A serious expression replaced Lucas’s smile, and Rhys acknowledged his sympathy with a slight nod before he took a seat across from Lucas.

“So . . .” Rhys said.

“So, what?” Lucas shuffled papers on the desk until there was an organized heap at the corner.

“How’s it going with Eve?”

“The same,” Lucas muttered. “I chase her tail, and she continues to run far and fast. Hell, one guy’s not enough for her. That’s what she keeps telling me. But...” He trailed off, the look on his face an indication he was through talking about Eve. “I take it you’re here because you want to sell your grandma’s place?”

Grabbing a pen from Lucas’s stash, Rhys clicked and unclicked it. “Yeah. I know it’s a buyer’s market, but what other option do I have besides renting it?” He set the pen down. “I don’t need the hassle right now with competitions starting in two months. And I doubt a property manager will want to manage a small two bedroom, one bath house on two acres.”

“From what I remember, her house is paid off, right?” Rhys nodded.

“Why don’t you wait? Give it a few weeks until your head is clear. In the meantime, you can man up, speak to Asa, and see if she’ll keep an eye on the place for you.”

“You’re challenging me to disturb the peace?” It was different coming from a guy who disliked confrontation.

“What peace? There’s been nothing but bad blood between you two for the past year, and that accident was to blame. Grow some balls and talk to her about it.”

“I will, but not about the accident. We all know—” He shoved back his chair, stood, and paced. “Shit, the whole town knows I wasn’t at fault.”

Leaning against his chair, Lucas hooked his hands behind his head appearing all casual when Rhys knew chaos simmered beneath the calm.

“She was in shock. Her father had died. You were there, a familiar face, an easy target for her pain. Make things right between the two of you.”

Rhys stopped and balled his fists at his sides. He didn’t come here to speak of Asa.

Lucas unhooked his hands and stood. “Look, from what I remember of our talks about your father and my stepdad, they were very much alike in one
particular
area. They taught us that showing our emotions was weak, and we fell damn hard for their lessons.”

As Lucas raked his fingers through his hair, his jaw clenched.
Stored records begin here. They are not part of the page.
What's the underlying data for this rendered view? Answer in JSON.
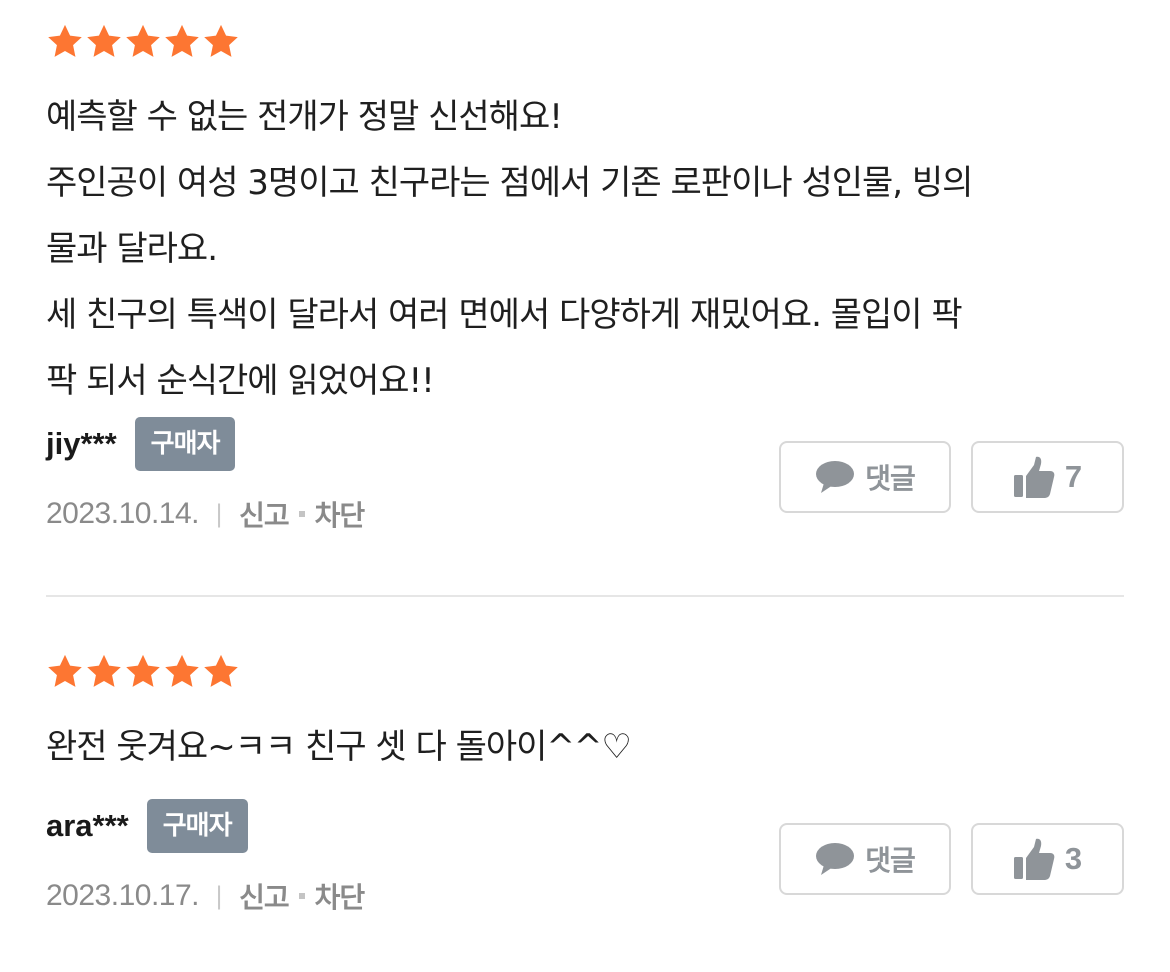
{
  "colors": {
    "star": "#fd7632",
    "badge_bg": "#7f8c99",
    "muted_text": "#8a8a8a",
    "button_border": "#d8d8d8",
    "button_text": "#8f9499"
  },
  "reviews": [
    {
      "rating": 5,
      "text_lines": [
        "예측할 수 없는 전개가 정말 신선해요!",
        "주인공이 여성 3명이고 친구라는 점에서 기존 로판이나 성인물, 빙의",
        "물과 달라요.",
        "세 친구의 특색이 달라서 여러 면에서 다양하게 재밌어요. 몰입이 팍",
        "팍 되서 순식간에 읽었어요!!"
      ],
      "author": "jiy***",
      "badge": "구매자",
      "date": "2023.10.14.",
      "report_label": "신고",
      "block_label": "차단",
      "comment_label": "댓글",
      "like_count": "7",
      "comment_icon": "speech-bubble-icon",
      "like_icon": "thumbs-up-icon"
    },
    {
      "rating": 5,
      "text_lines": [
        "완전 웃겨요~ㅋㅋ 친구 셋 다 돌아이^^♡"
      ],
      "author": "ara***",
      "badge": "구매자",
      "date": "2023.10.17.",
      "report_label": "신고",
      "block_label": "차단",
      "comment_label": "댓글",
      "like_count": "3",
      "comment_icon": "speech-bubble-icon",
      "like_icon": "thumbs-up-icon"
    }
  ]
}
Was his friend remembering darker times?

“Good for you, you didn’t get a slap to the face every time you slipped like I did,” Lucas continued. “You might not readily show your emotions, but as a friend, I can tell you miss Asa. Otherwise, why would you ask me if Eve had anything to say about her?”

Coming from around the desk, he crossed the carpet and opened the office door. “Rhys, if you don’t tell her now how you feel about her, some other guy is gonna come along and take your spot in her heart. Then you’ll be left with the what-ifs. Talk to her, and afterwards, if you think the two of you can’t make it work, at least you know you gave it a go.”

What Lucas suggested was easier said than done. Love was for the weak, meant specifically for women to express, and for manly men to keep well hidden, according to Rhys’s jerk of a father.

“It’s been a year, Lucas. And she hates my guts.”

“Time is no excuse.” Lucas pushed him out of the building’s door. “And she’s always liked your guts,” he said laughing. “Get going. A storm’s coming. Again, I’m sorry for your loss. If you need anything, you have my number.”

“Thanks, I think, for everything,” he said, shaking Lucas’s hand.

“Payback for all those years you helped me. If I didn’t have you or your grandmother, my ass would be in jail right now.”

Rhys believed him. Beneath the concern, and his professional demeanor, Lucas had a rough edge, branded on him from the daily beatings he’d suffer at the hands of his stepfather and the constant bullying from his stepbrothers.

Yet, he hadn’t let his lot in life prevent him from doing good. In high school, the teachers liked him for his affinity to help the underdogs. If a kid was being bullied or made to feel left out, Lucas was the first to speak up on that kid’s behalf.